Istilah typo sudah familiar di masyarakat terutama bagi pengguna medsos.
Biasanya kita tidak terlalu mempermasalahkan typo karena typo dianggap sebagai kesalahan kecil dan tidak disengaja, walaupun bisa saja typo tersebut menimbulkan kesalahpahaman. Asal masih bisa terbaca dan menangkap artinya, tidak ada masalah.
Tapi sebenarnya typo adalah musuh besar bagi para penulis, di Kompasiana ini misalnya.
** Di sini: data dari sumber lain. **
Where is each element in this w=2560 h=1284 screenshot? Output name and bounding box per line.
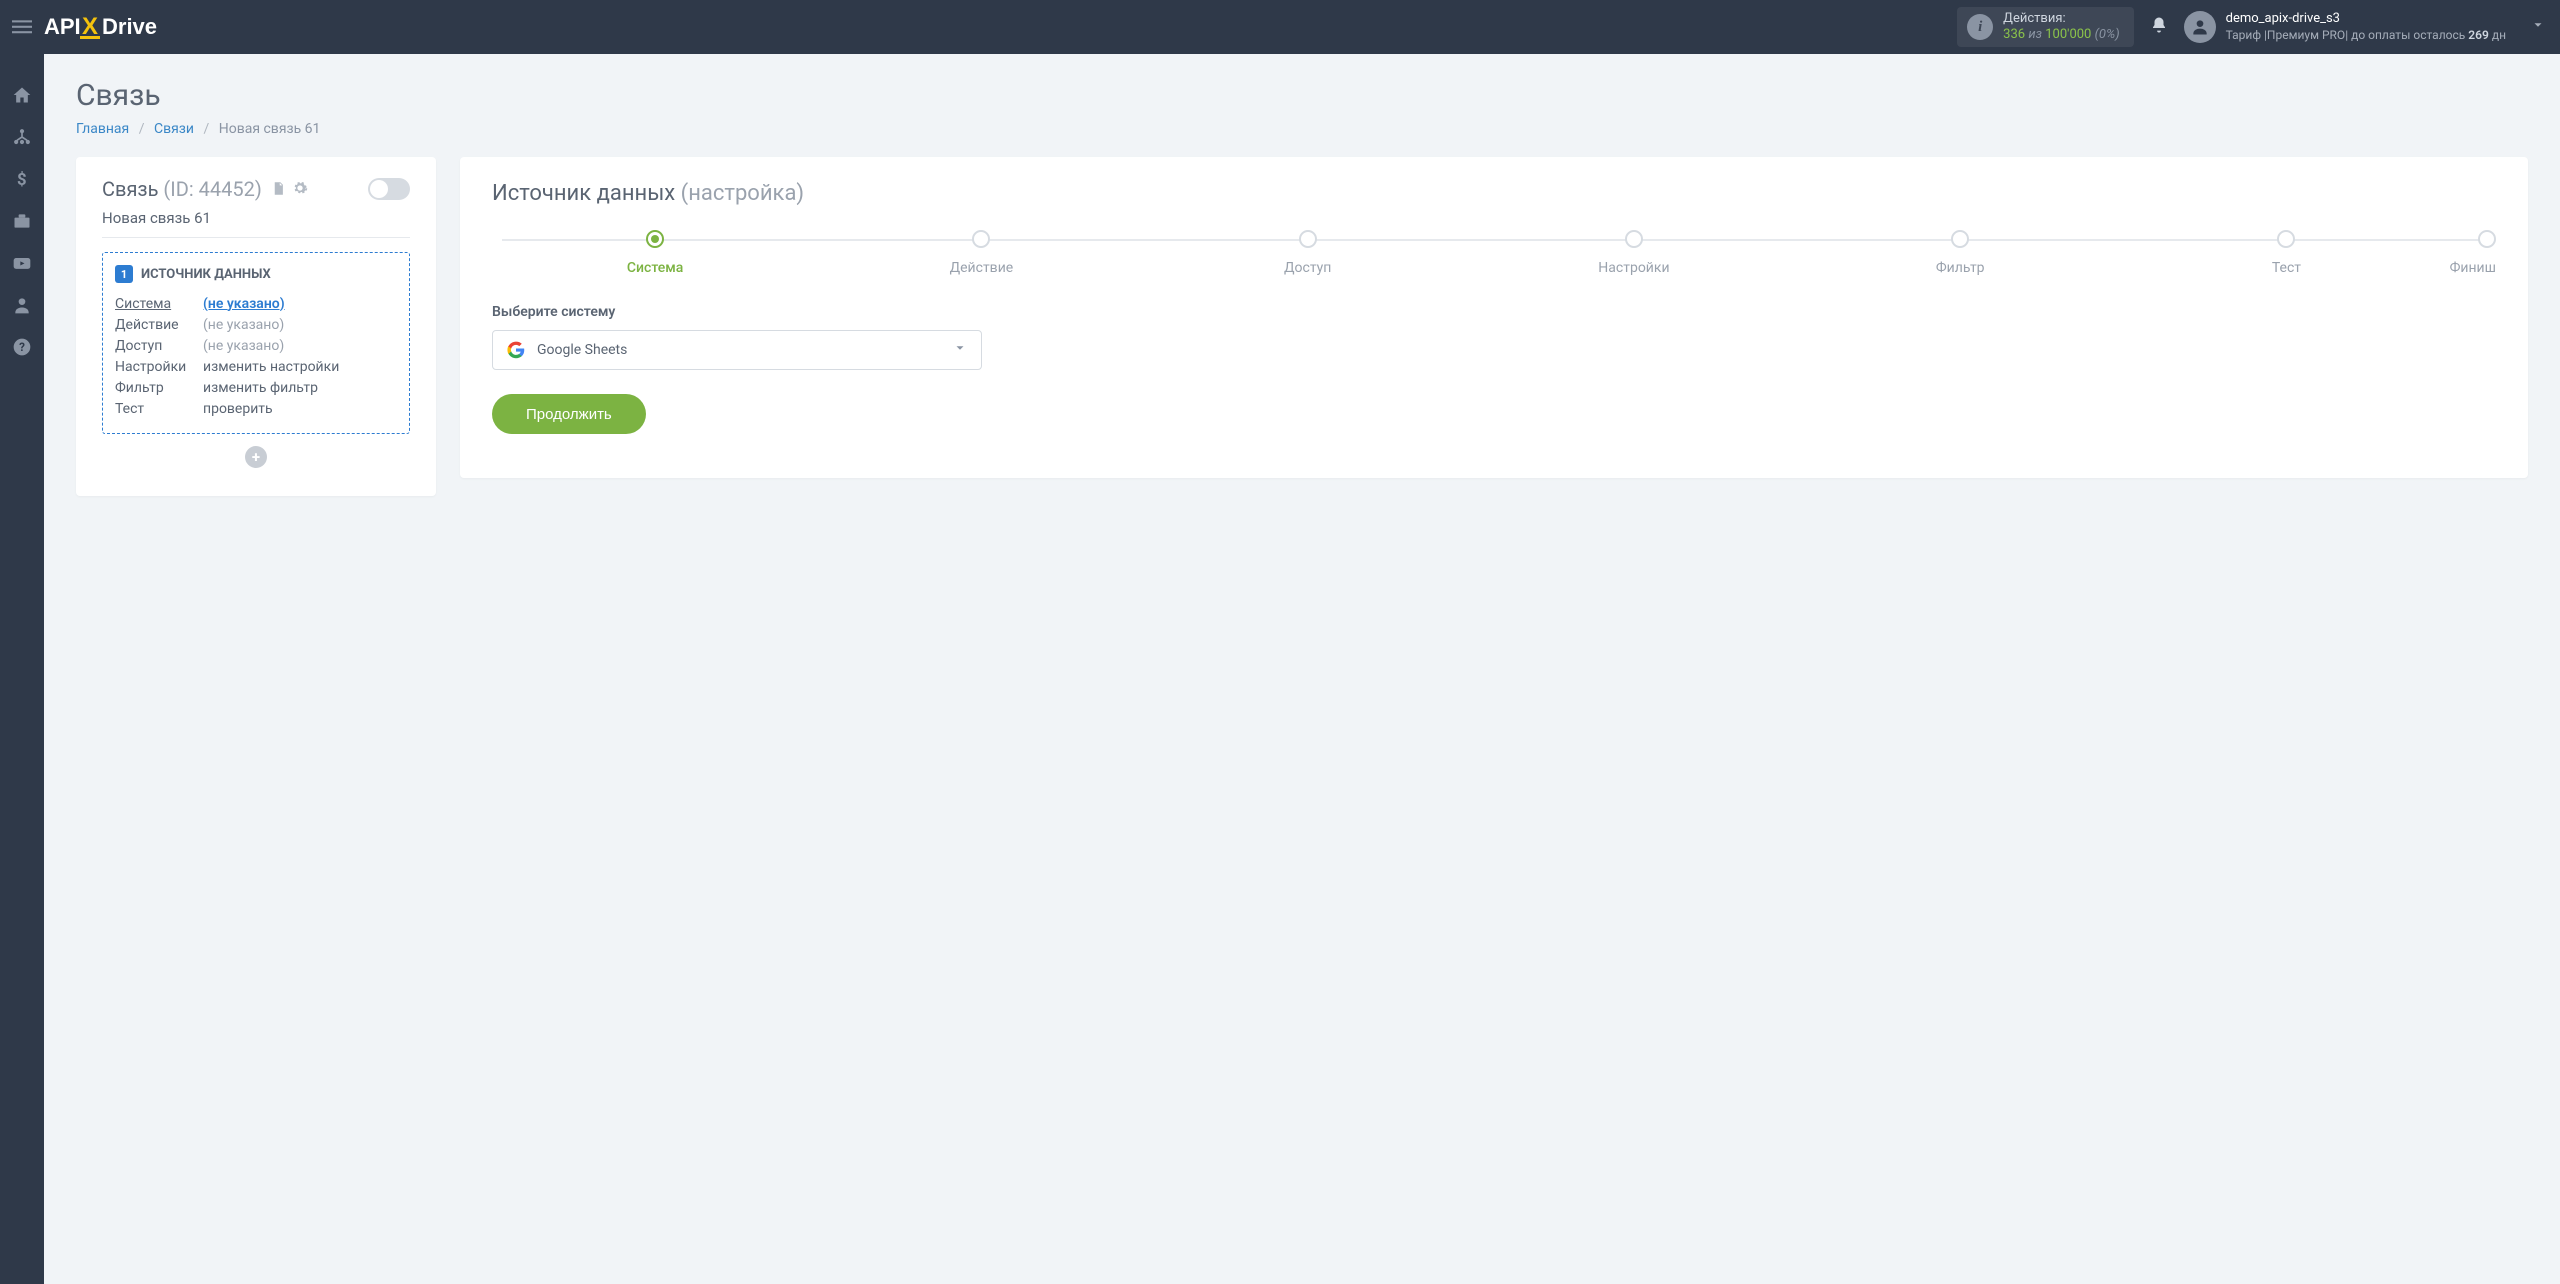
gear-icon[interactable] [292, 181, 308, 200]
source-box-title: ИСТОЧНИК ДАННЫХ [141, 267, 271, 282]
user-menu[interactable]: demo_apix-drive_s3 Тариф |Премиум PRO| д… [2184, 11, 2516, 43]
step-action[interactable]: Действие [818, 230, 1144, 276]
sidebar-billing-icon[interactable]: $ [0, 158, 44, 200]
row-settings-label: Настройки [115, 356, 203, 377]
setup-card: Источник данных (настройка) Система Дейс… [460, 157, 2528, 478]
add-destination-button[interactable]: + [245, 446, 267, 468]
svg-text:$: $ [17, 171, 27, 189]
hamburger-menu[interactable] [0, 0, 44, 54]
setup-subtitle: (настройка) [681, 181, 804, 206]
row-action-value: (не указано) [203, 317, 284, 333]
row-test-label: Тест [115, 398, 203, 419]
step-settings[interactable]: Настройки [1471, 230, 1797, 276]
row-filter-label: Фильтр [115, 377, 203, 398]
step-test[interactable]: Тест [2123, 230, 2449, 276]
row-system-value[interactable]: (не указано) [203, 296, 285, 312]
row-test-value[interactable]: проверить [203, 401, 273, 417]
actions-of: из [2028, 27, 2042, 42]
connection-name: Новая связь 61 [102, 209, 410, 227]
sidebar-help-icon[interactable]: ? [0, 326, 44, 368]
setup-title: Источник данных [492, 181, 675, 206]
tariff-info: Тариф |Премиум PRO| до оплаты осталось 2… [2226, 28, 2506, 43]
svg-text:Drive: Drive [102, 14, 157, 39]
logo[interactable]: API X Drive [44, 0, 244, 54]
actions-total: 100'000 [2045, 27, 2091, 42]
notifications-icon[interactable] [2134, 16, 2184, 39]
row-access-value: (не указано) [203, 338, 284, 354]
sidebar-profile-icon[interactable] [0, 284, 44, 326]
svg-text:API: API [44, 14, 81, 39]
select-system-label: Выберите систему [492, 304, 2496, 320]
row-action-label: Действие [115, 314, 203, 335]
step-system[interactable]: Система [492, 230, 818, 276]
system-select[interactable]: Google Sheets [492, 330, 982, 370]
card-title-label: Связь [102, 177, 158, 201]
row-filter-value[interactable]: изменить фильтр [203, 380, 318, 396]
header-expand-icon[interactable] [2516, 18, 2560, 36]
actions-count: 336 [2003, 27, 2025, 42]
stepper: Система Действие Доступ Настройки Фильтр [492, 230, 2496, 276]
avatar-icon [2184, 11, 2216, 43]
row-system-label: Система [115, 293, 203, 314]
actions-label: Действия: [2003, 11, 2119, 27]
info-icon: i [1967, 14, 1993, 40]
breadcrumb: Главная / Связи / Новая связь 61 [76, 121, 2528, 137]
step-access[interactable]: Доступ [1145, 230, 1471, 276]
step-filter[interactable]: Фильтр [1797, 230, 2123, 276]
row-access-label: Доступ [115, 335, 203, 356]
source-badge: 1 [115, 265, 133, 283]
breadcrumb-home[interactable]: Главная [76, 121, 129, 137]
username: demo_apix-drive_s3 [2226, 11, 2506, 27]
divider [102, 237, 410, 238]
source-data-box: 1 ИСТОЧНИК ДАННЫХ Система (не указано) Д… [102, 252, 410, 434]
google-icon [507, 341, 525, 359]
breadcrumb-connections[interactable]: Связи [154, 121, 194, 137]
system-select-value: Google Sheets [537, 342, 627, 358]
row-settings-value[interactable]: изменить настройки [203, 359, 339, 375]
svg-text:?: ? [19, 340, 25, 354]
continue-button[interactable]: Продолжить [492, 394, 646, 434]
breadcrumb-current: Новая связь 61 [219, 121, 321, 137]
page-title: Связь [76, 78, 2528, 113]
connection-toggle[interactable] [368, 178, 410, 200]
actions-counter[interactable]: i Действия: 336 из 100'000 (0%) [1957, 7, 2133, 48]
document-icon[interactable] [271, 181, 290, 200]
card-title-id: (ID: 44452) [163, 177, 261, 201]
sidebar: $ ? [0, 54, 44, 1284]
sidebar-connections-icon[interactable] [0, 116, 44, 158]
actions-percent: (0%) [2095, 27, 2120, 42]
connection-summary-card: Связь (ID: 44452) Новая связь 61 1 ИСТОЧ… [76, 157, 436, 496]
sidebar-video-icon[interactable] [0, 242, 44, 284]
chevron-down-icon [953, 341, 967, 359]
app-header: API X Drive i Действия: 336 из 100'000 (… [0, 0, 2560, 54]
sidebar-briefcase-icon[interactable] [0, 200, 44, 242]
step-finish[interactable]: Финиш [2450, 230, 2496, 276]
sidebar-home-icon[interactable] [0, 74, 44, 116]
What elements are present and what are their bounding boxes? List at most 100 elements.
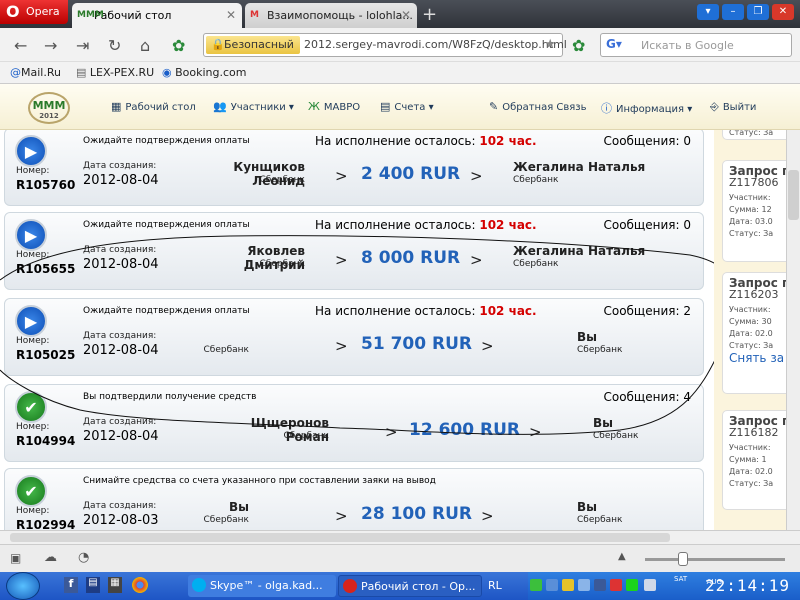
taskbar: f ▤ ▦ Skype™ - olga.kad... Рабочий стол … — [0, 572, 800, 600]
address-bar[interactable]: 🔒 Безопасный 2012.sergey-mavrodi.com/W8Fz… — [203, 33, 567, 57]
bookmark-lexpex[interactable]: ▤ LEX-PEX.RU — [76, 66, 154, 79]
horizontal-scrollbar[interactable] — [0, 530, 800, 544]
requests-panel: Статус: За Запрос п Z117806 Участник: Су… — [714, 130, 786, 530]
restore-icon[interactable]: ❐ — [747, 4, 769, 20]
close-tab-icon[interactable]: ✕ — [401, 8, 411, 22]
zoom-slider-knob[interactable] — [678, 552, 688, 566]
start-button[interactable] — [6, 572, 40, 600]
zoom-slider-track[interactable] — [645, 558, 785, 561]
menu-desktop[interactable]: ▦ Рабочий стол — [111, 100, 196, 113]
tray-app-icon[interactable] — [644, 579, 656, 591]
security-badge[interactable]: 🔒 Безопасный — [206, 36, 300, 54]
minimize-icon[interactable]: – — [722, 4, 744, 20]
skype-icon — [192, 578, 206, 592]
site-header: MMM 2012 ▦ Рабочий стол 👥 Участники ▾ Ж МАВР… — [0, 84, 800, 130]
tray-network-icon[interactable] — [546, 579, 558, 591]
app-icon[interactable]: ▤ — [86, 577, 100, 593]
request-participant: Участник: — [729, 193, 771, 202]
request-status: Статус: За — [729, 479, 774, 488]
tab-gmail[interactable]: M Взаимопомощь - lolohla... ✕ — [245, 3, 417, 28]
tray-check-icon[interactable] — [530, 579, 542, 591]
navigation-bar: ← → ⇥ ↻ ⌂ ✿ 🔒 Безопасный 2012.sergey-mavr… — [0, 28, 800, 62]
opera-logo-icon: O — [6, 2, 20, 21]
menu-feedback[interactable]: ✎ Обратная Связь — [489, 100, 587, 113]
chrome-icon[interactable] — [132, 577, 148, 593]
speed-dial-icon[interactable]: ◔ — [78, 550, 89, 565]
mmm-logo[interactable]: MMM 2012 — [28, 92, 70, 124]
mail-icon: @ — [10, 66, 21, 79]
logo-text: MMM — [32, 99, 66, 112]
request-card[interactable]: Запрос п Z117806 Участник: Сумма: 12 Дат… — [722, 160, 786, 262]
facebook-icon[interactable]: f — [64, 577, 78, 593]
hand-drawn-loop — [0, 235, 737, 435]
scroll-thumb[interactable] — [10, 533, 670, 542]
tray-facebook-icon[interactable] — [594, 579, 606, 591]
panel-toggle-icon[interactable]: ▣ — [10, 551, 21, 565]
home-icon[interactable]: ⌂ — [140, 36, 150, 55]
fast-forward-icon[interactable]: ⇥ — [76, 36, 89, 55]
globe-icon: ◉ — [162, 66, 176, 79]
taskbar-task-opera[interactable]: Рабочий стол - Ор... — [338, 575, 482, 597]
task-label: Skype™ - olga.kad... — [210, 579, 323, 592]
close-window-icon[interactable]: ✕ — [772, 4, 794, 20]
orders-list: ▶ Ожидайте подтверждения оплаты На испол… — [0, 130, 800, 530]
close-tab-icon[interactable]: ✕ — [226, 8, 236, 22]
cloud-icon[interactable]: ☁ — [44, 550, 57, 565]
back-icon[interactable]: ← — [14, 36, 27, 55]
weekday-text: SAT — [674, 575, 688, 583]
opera-icon — [343, 579, 357, 593]
new-tab-icon[interactable]: + — [422, 4, 437, 25]
request-date: Дата: 02.0 — [729, 329, 773, 338]
menu-participants[interactable]: 👥 Участники ▾ — [213, 100, 294, 113]
request-card[interactable]: Статус: За — [722, 130, 786, 140]
url-text[interactable]: 2012.sergey-mavrodi.com/W8FzQ/desktop.ht… — [304, 38, 567, 51]
request-participant: Участник: — [729, 305, 771, 314]
tray-acrobat-icon[interactable] — [610, 579, 622, 591]
request-date: Дата: 02.0 — [729, 467, 773, 476]
vertical-scrollbar[interactable] — [786, 130, 800, 530]
opera-menu-label: Opera — [26, 5, 60, 18]
tab-bar: O Opera MMM Рабочий стол ✕ M Взаимопомощь… — [0, 0, 800, 28]
tray-volume-icon[interactable] — [578, 579, 590, 591]
menu-logout[interactable]: ⎆ Выйти — [710, 100, 756, 114]
clock[interactable]: 22:14:19 — [705, 576, 790, 595]
extension-icon[interactable]: ✿ — [572, 36, 585, 55]
search-placeholder: Искать в Google — [641, 39, 734, 52]
request-id: Z116182 — [729, 426, 779, 439]
language-indicator[interactable]: RL — [488, 579, 502, 592]
tab-desktop[interactable]: MMM Рабочий стол ✕ — [72, 3, 242, 28]
google-icon: G▾ — [606, 37, 622, 51]
bookmark-mailru[interactable]: @Mail.Ru — [10, 66, 61, 79]
menu-information[interactable]: ⓘ Информация ▾ — [601, 100, 692, 116]
opera-menu-button[interactable]: O Opera — [0, 0, 68, 24]
zoom-up-icon[interactable]: ▲ — [618, 551, 626, 562]
users-icon: 👥 — [213, 100, 227, 113]
menu-accounts[interactable]: ▤ Счета ▾ — [380, 100, 434, 113]
request-id: Z117806 — [729, 176, 779, 189]
request-card[interactable]: Запрос п Z116203 Участник: Сумма: 30 Дат… — [722, 272, 786, 394]
menu-label: Счета — [394, 102, 426, 113]
reload-icon[interactable]: ↻ — [108, 36, 121, 55]
menu-mavro[interactable]: Ж МАВРО — [308, 100, 360, 113]
menu-label: Информация — [616, 104, 685, 115]
status-bar: ▣ ☁ ◔ ▲ — [0, 544, 800, 572]
app-icon[interactable]: ▦ — [108, 577, 122, 593]
withdraw-link[interactable]: Снять за — [729, 352, 785, 364]
search-field[interactable]: G▾ Искать в Google — [600, 33, 792, 57]
menu-label: Выйти — [722, 102, 757, 113]
request-id: Z116203 — [729, 288, 779, 301]
bookmark-booking[interactable]: ◉ Booking.com — [162, 66, 247, 79]
tab-label: Рабочий стол — [94, 9, 172, 22]
tab-label: Взаимопомощь - lolohla... — [267, 9, 413, 22]
request-status: Статус: За — [729, 130, 774, 137]
stack-icon[interactable]: ▾ — [697, 4, 719, 20]
tray-app-icon[interactable] — [626, 579, 638, 591]
request-card[interactable]: Запрос п Z116182 Участник: Сумма: 1 Дата… — [722, 410, 786, 510]
extension-icon[interactable]: ✿ — [172, 36, 185, 55]
taskbar-task-skype[interactable]: Skype™ - olga.kad... — [188, 575, 336, 597]
exit-icon: ⎆ — [710, 100, 719, 113]
forward-icon[interactable]: → — [44, 36, 57, 55]
tray-display-icon[interactable] — [562, 579, 574, 591]
scroll-thumb[interactable] — [788, 170, 799, 220]
bookmark-star-icon[interactable]: ★ — [544, 37, 556, 52]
Karena dengan banyaknya typo maka akan sangat menjengkelkan pembaca dan membuat kita terlihat tidak profesional serta tulisan kita terlihat meragukan. Penulis benar-benar harus teliti memeriksa hasil tulisannya agar tidak ada typo.
Typo sejatinya merupakan suatu singkatan dari typographical error yang berarti kesalahan dalam penulisan pada suatu kata atau kalimat. Atau nick name-nya dalam Bahasa Indonesia adalah "salah ketik".
Aplikasi WhatsApp baru-baru ini sudah menyediakan menu edit text yang telah kita kirim. Ini artinya WhatsApp menyadari bahwa typo adalah sesuatu yang tidak baik untuk sebuah tulisan.
Sedangkan untuk penulisan di MS Word atau Google Keyboard, sudah lama kita kenal adanya menu auto-correct. Walaupun demikian tidak semua kata-kata harus diubah sesuai kaidah bahasa sehingga kebanyakan kita menonaktifkan auto-correct.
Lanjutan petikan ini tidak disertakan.